The scene is a representation of a young woman shaded by the sycamore tree's leaves. Above her head and around her the tree branches are depicted almost embracing her, or as if she was emerging from the tree itself, almost as a dryad, or tree nymph. She is portrayed clad all in green, her silk dress is a romantic wide and loose silk robe, flowing in graceful folds down, blending in with the tree's leaves, in a way that connects the subject and her surroundings visually. She is immersed in her daydreams, turning her gaze downwards, away from the viewer, towards something unseen or perhaps only perceived by her. The depiction of the young, elegant woman in her shelter surrounded by the branches, adds to the secretive feeling of the painting, maybe indicating the furtiveness of the affair or a clandestine meeting place. In the shelter it is dark, but around her shoulder there is light, light blue compartments against a dark green background, signalling that it is daytime.

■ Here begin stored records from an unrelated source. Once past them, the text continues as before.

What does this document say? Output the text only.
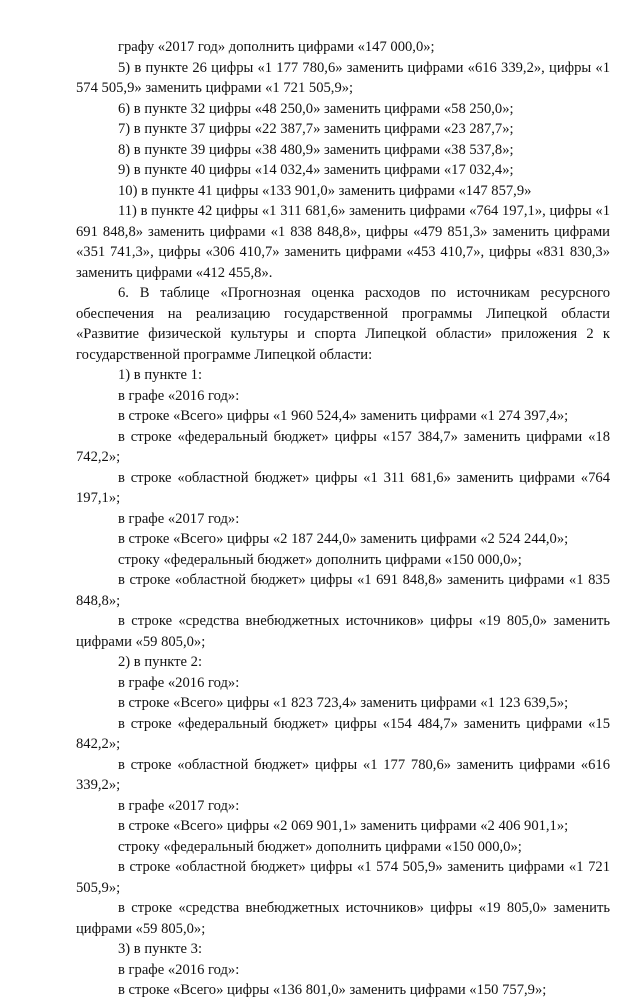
графу «2017 год» дополнить цифрами «147 000,0»;

5) в пункте 26 цифры «1 177 780,6» заменить цифрами «616 339,2», цифры «1 574 505,9» заменить цифрами «1 721 505,9»;

6) в пункте 32 цифры «48 250,0» заменить цифрами «58 250,0»;

7) в пункте 37 цифры «22 387,7» заменить цифрами «23 287,7»;

8) в пункте 39 цифры «38 480,9» заменить цифрами «38 537,8»;

9) в пункте 40 цифры «14 032,4» заменить цифрами «17 032,4»;

10) в пункте 41 цифры «133 901,0» заменить цифрами «147 857,9»

11) в пункте 42 цифры «1 311 681,6» заменить цифрами «764 197,1», цифры «1 691 848,8» заменить цифрами «1 838 848,8», цифры «479 851,3» заменить цифрами «351 741,3», цифры «306 410,7» заменить цифрами «453 410,7», цифры «831 830,3» заменить цифрами «412 455,8».

6. В таблице «Прогнозная оценка расходов по источникам ресурсного обеспечения на реализацию государственной программы Липецкой области «Развитие физической культуры и спорта Липецкой области» приложения 2 к государственной программе Липецкой области:

1) в пункте 1:

в графе «2016 год»:

в строке «Всего» цифры «1 960 524,4» заменить цифрами «1 274 397,4»;

в строке «федеральный бюджет» цифры «157 384,7» заменить цифрами «18 742,2»;

в строке «областной бюджет» цифры «1 311 681,6» заменить цифрами «764 197,1»;

в графе «2017 год»:

в строке «Всего» цифры «2 187 244,0» заменить цифрами «2 524 244,0»;

строку «федеральный бюджет» дополнить цифрами «150 000,0»;

в строке «областной бюджет» цифры «1 691 848,8» заменить цифрами «1 835 848,8»;

в строке «средства внебюджетных источников» цифры «19 805,0» заменить цифрами «59 805,0»;

2) в пункте 2:

в графе «2016 год»:

в строке «Всего» цифры «1 823 723,4» заменить цифрами «1 123 639,5»;

в строке «федеральный бюджет» цифры «154 484,7» заменить цифрами «15 842,2»;

в строке «областной бюджет» цифры «1 177 780,6» заменить цифрами «616 339,2»;

в графе «2017 год»:

в строке «Всего» цифры «2 069 901,1» заменить цифрами «2 406 901,1»;

строку «федеральный бюджет» дополнить цифрами «150 000,0»;

в строке «областной бюджет» цифры «1 574 505,9» заменить цифрами «1 721 505,9»;

в строке «средства внебюджетных источников» цифры «19 805,0» заменить цифрами «59 805,0»;

3) в пункте 3:

в графе «2016 год»:

в строке «Всего» цифры «136 801,0» заменить цифрами «150 757,9»;
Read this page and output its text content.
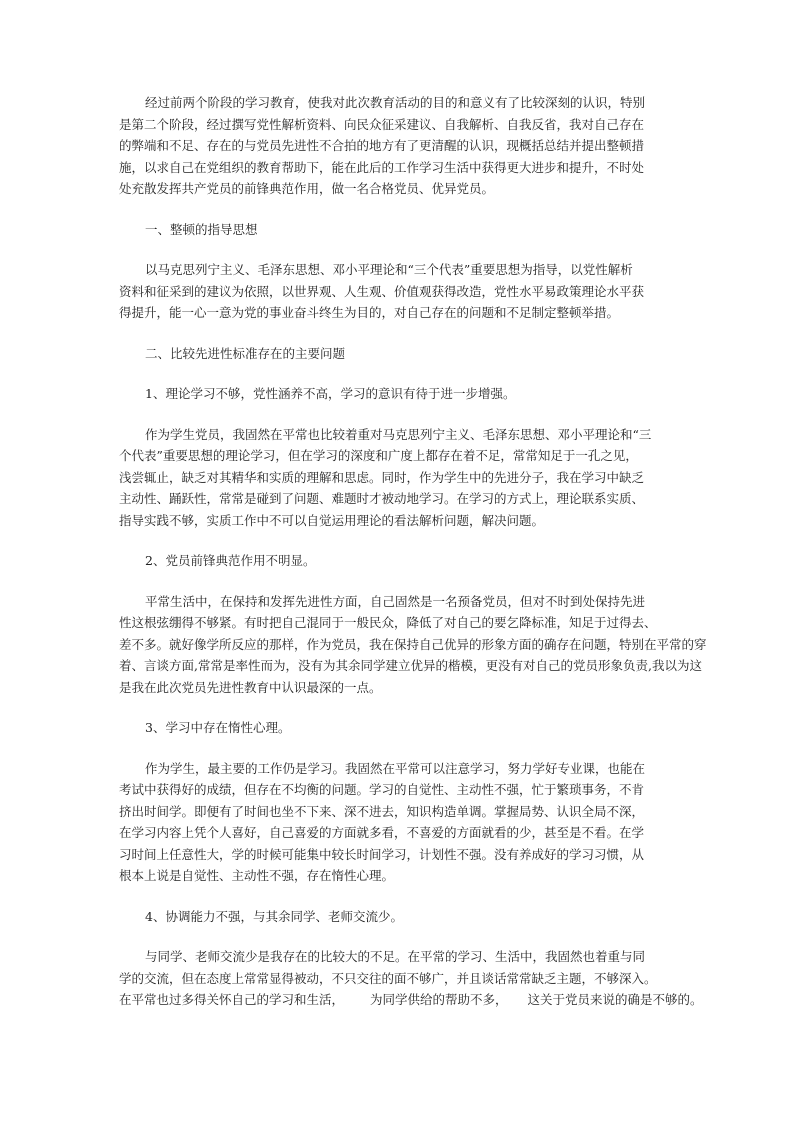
经过前两个阶段的学习教育，使我对此次教育活动的目的和意义有了比较深刻的认识，特别
是第二个阶段，经过撰写党性解析资料、向民众征采建议、自我解析、自我反省，我对自己存在
的弊端和不足、存在的与党员先进性不合拍的地方有了更清醒的认识，现概括总结并提出整顿措
施，以求自己在党组织的教育帮助下，能在此后的工作学习生活中获得更大进步和提升，不时处
处充散发挥共产党员的前锋典范作用，做一名合格党员、优异党员。

一、整顿的指导思想

以马克思列宁主义、毛泽东思想、邓小平理论和“三个代表”重要思想为指导，以党性解析
资料和征采到的建议为依照，以世界观、人生观、价值观获得改造，党性水平易政策理论水平获
得提升，能一心一意为党的事业奋斗终生为目的，对自己存在的问题和不足制定整顿举措。

二、比较先进性标准存在的主要问题

1、理论学习不够，党性涵养不高，学习的意识有待于进一步增强。

作为学生党员，我固然在平常也比较着重对马克思列宁主义、毛泽东思想、邓小平理论和“三
个代表”重要思想的理论学习，但在学习的深度和广度上都存在着不足，常常知足于一孔之见，
浅尝辄止，缺乏对其精华和实质的理解和思虑。同时，作为学生中的先进分子，我在学习中缺乏
主动性、踊跃性，常常是碰到了问题、难题时才被动地学习。在学习的方式上，理论联系实质、
指导实践不够，实质工作中不可以自觉运用理论的看法解析问题，解决问题。

2、党员前锋典范作用不明显。

平常生活中，在保持和发挥先进性方面，自己固然是一名预备党员，但对不时到处保持先进
性这根弦绷得不够紧。有时把自己混同于一般民众，降低了对自己的要乞降标准，知足于过得去、
差不多。就好像学所反应的那样，作为党员，我在保持自己优异的形象方面的确存在问题，特别在平常的穿
着、言谈方面,常常是率性而为，没有为其余同学建立优异的楷模，更没有对自己的党员形象负责,我以为这
是我在此次党员先进性教育中认识最深的一点。

3、学习中存在惰性心理。

作为学生，最主要的工作仍是学习。我固然在平常可以注意学习，努力学好专业课，也能在
考试中获得好的成绩，但存在不均衡的问题。学习的自觉性、主动性不强，忙于繁琐事务，不肯
挤出时间学。即便有了时间也坐不下来、深不进去，知识构造单调。掌握局势、认识全局不深，
在学习内容上凭个人喜好，自己喜爱的方面就多看，不喜爱的方面就看的少，甚至是不看。在学
习时间上任意性大，学的时候可能集中较长时间学习，计划性不强。没有养成好的学习习惯，从
根本上说是自觉性、主动性不强，存在惰性心理。

4、协调能力不强，与其余同学、老师交流少。

与同学、老师交流少是我存在的比较大的不足。在平常的学习、生活中，我固然也着重与同
学的交流，但在态度上常常显得被动，不只交往的面不够广，并且谈话常常缺乏主题，不够深入。
在平常也过多得关怀自己的学习和生活， 为同学供给的帮助不多， 这关于党员来说的确是不够的。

==Exhibitions and provenance==

It was left to the Victoria and Albert Museum by Constantine Alexander Ionides in 1900. Ionides had commissioned Rossetti to undertake the work in 1879 for seven hundred guineas. Rossetti and Ionides corresponded throughout the duration of the work on the painting; when it was almost completed on 18 March 1880 Rossetti wrote saying: "[it] will be beyond question as good a thing as I ever did." He also gave explicit instructions as to where the picture was to be positioned, including details as to the height from the floor and the direction from which the light should hit it.